The Texas Department of Transportation’s Houston District said it has 22 ongoing safety projects, among them adding paved shoulders and turn lanes, placing dedicated merge lanes at freeway connectors, constructing new overpasses, and replacing signs with a new material that is easier to see at night. The city and the Transportation Department also are banning trucks from the left lane of several freeways.

Alan Clark, the HGAC’s chief transportation planner, said his agency’s mapping of crash “hot spots” will, for the first time, help “identify places where there are deficiencies in the infrastructure that can help reduce the frequency and severity of crashes.”

·Less enforcement: Many observers note the paucity of police officers patrolling Houston highways. HPD’s Traffic Enforcement Unit has only 40 motorcycle officers. With two weekday shifts and after accounting for officers in court, on vacation or out sick, there might be 15 across the city during any given rush hour. On weekends, not a single motorcycle officer is on duty.

“There’s no question Houston has got a crash problem,” said David Saperstein, Mayor Bill White’s traffic czar. “But there’s also a major problem with enforcement. I think the mere fact that a red light to most people in Houston means `look both ways’ is certainly a bad sign.
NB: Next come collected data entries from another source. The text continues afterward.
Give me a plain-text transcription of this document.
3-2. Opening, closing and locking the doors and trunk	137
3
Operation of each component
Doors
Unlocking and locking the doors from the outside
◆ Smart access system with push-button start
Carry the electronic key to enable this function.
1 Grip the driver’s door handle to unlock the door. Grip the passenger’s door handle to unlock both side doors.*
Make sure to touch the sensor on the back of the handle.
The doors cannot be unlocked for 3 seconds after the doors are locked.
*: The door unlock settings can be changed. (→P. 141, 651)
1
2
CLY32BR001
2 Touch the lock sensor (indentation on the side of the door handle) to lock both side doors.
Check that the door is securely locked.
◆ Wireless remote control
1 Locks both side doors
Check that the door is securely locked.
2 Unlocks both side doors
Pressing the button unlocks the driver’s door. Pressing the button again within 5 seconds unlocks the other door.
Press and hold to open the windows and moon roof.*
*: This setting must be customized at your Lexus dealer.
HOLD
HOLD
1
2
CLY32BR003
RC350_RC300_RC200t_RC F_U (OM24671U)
“The joke I’ve always heard is, `You just go 90 mph until you hear glass.’ ”

Motorcycle officers: Houston and L.A.

Saperstein points out there are more than 400 motorcycle officers in Los Angeles, a city with more people than Houston but covering 151 fewer square miles.
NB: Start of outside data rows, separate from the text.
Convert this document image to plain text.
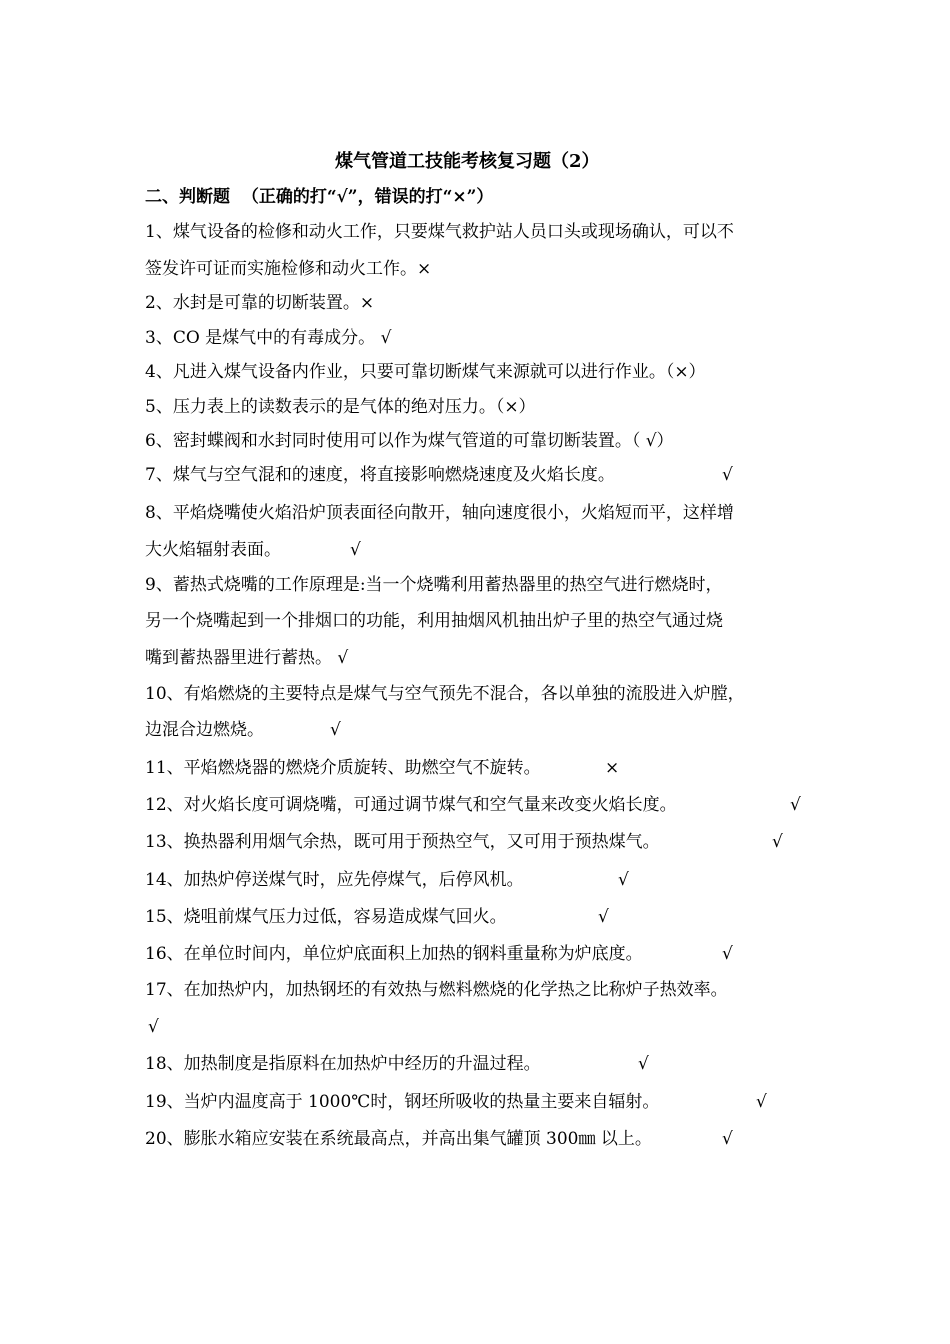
煤气管道工技能考核复习题（2）
二、判断题  （正确的打“√”，错误的打“×”）
1、煤气设备的检修和动火工作，只要煤气救护站人员口头或现场确认，可以不
签发许可证而实施检修和动火工作。×
2、水封是可靠的切断装置。×
3、CO 是煤气中的有毒成分。 √
4、凡进入煤气设备内作业，只要可靠切断煤气来源就可以进行作业。（×）
5、压力表上的读数表示的是气体的绝对压力。（×）
6、密封蝶阀和水封同时使用可以作为煤气管道的可靠切断装置。（ √）
7、煤气与空气混和的速度，将直接影响燃烧速度及火焰长度。	√
8、平焰烧嘴使火焰沿炉顶表面径向散开，轴向速度很小，火焰短而平，这样增
大火焰辐射表面。	√
9、蓄热式烧嘴的工作原理是:当一个烧嘴利用蓄热器里的热空气进行燃烧时，
另一个烧嘴起到一个排烟口的功能，利用抽烟风机抽出炉子里的热空气通过烧
嘴到蓄热器里进行蓄热。 √
10、有焰燃烧的主要特点是煤气与空气预先不混合，各以单独的流股进入炉膛，
边混合边燃烧。	√
11、平焰燃烧器的燃烧介质旋转、助燃空气不旋转。	×
12、对火焰长度可调烧嘴，可通过调节煤气和空气量来改变火焰长度。	√
13、换热器利用烟气余热，既可用于预热空气，又可用于预热煤气。	√
14、加热炉停送煤气时，应先停煤气，后停风机。	√
15、烧咀前煤气压力过低，容易造成煤气回火。	√
16、在单位时间内，单位炉底面积上加热的钢料重量称为炉底度。	√
17、在加热炉内，加热钢坯的有效热与燃料燃烧的化学热之比称炉子热效率。
√
18、加热制度是指原料在加热炉中经历的升温过程。	√
19、当炉内温度高于 1000℃时，钢坯所吸收的热量主要来自辐射。	√
20、膨胀水箱应安装在系统最高点，并高出集气罐顶 300㎜ 以上。	√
Houston police say they are doing the best they can given limited resources. Calls regarding crimes in progress and highly visible neighborhood patrols to prevent crime “certainly take priority over trying to catch the guy traveling 10 mph over the speed limit or who just ran the red light,” Curry said, but added: “Knowing there’s not a lot of enforcement, people are willing to take the chance to run that light if they figure nothing’s going to happen to them anyway.”

Saperstein is pushing for a major increase in traffic officers. Paying for them will be problematic, however, because the city faces a budget deficit of more than $150 million.

“We’re looking to the federal government for help,” he said.

Texas has only 41 troopers posted to Harris County. Mange said the state police are more useful in areas that don’t have as many local officers.

Other cities have added traffic cameras to catch speeders and red-light runners. Although Metro supports the concept and would like to install such cameras along its light rail line, the Texas Legislature has rejected the idea in the past two sessions.

·Poor driver education: Lambert said part of the reason so many crashes are happening with Metro trains is that light rail is brand new to Houston and has existed in Texas only since 1996, when Dallas’ system began operating.

The Texas Education Agency, which creates driver-training curriculum for schools and private companies, doesn’t include instructions on how to move safely around light rail. The state driver’s handbook, published by the DPS, also lacks such information.

Metro is working with Dallas Area Rapid Transit to get rail safety tips in front of drivers as both plan major system expansions in coming years.

“We want to see this as an opportunity, longer term, to change behavior,” Lambert said. “Soon you’re going to have rail operating throughout the entire region.”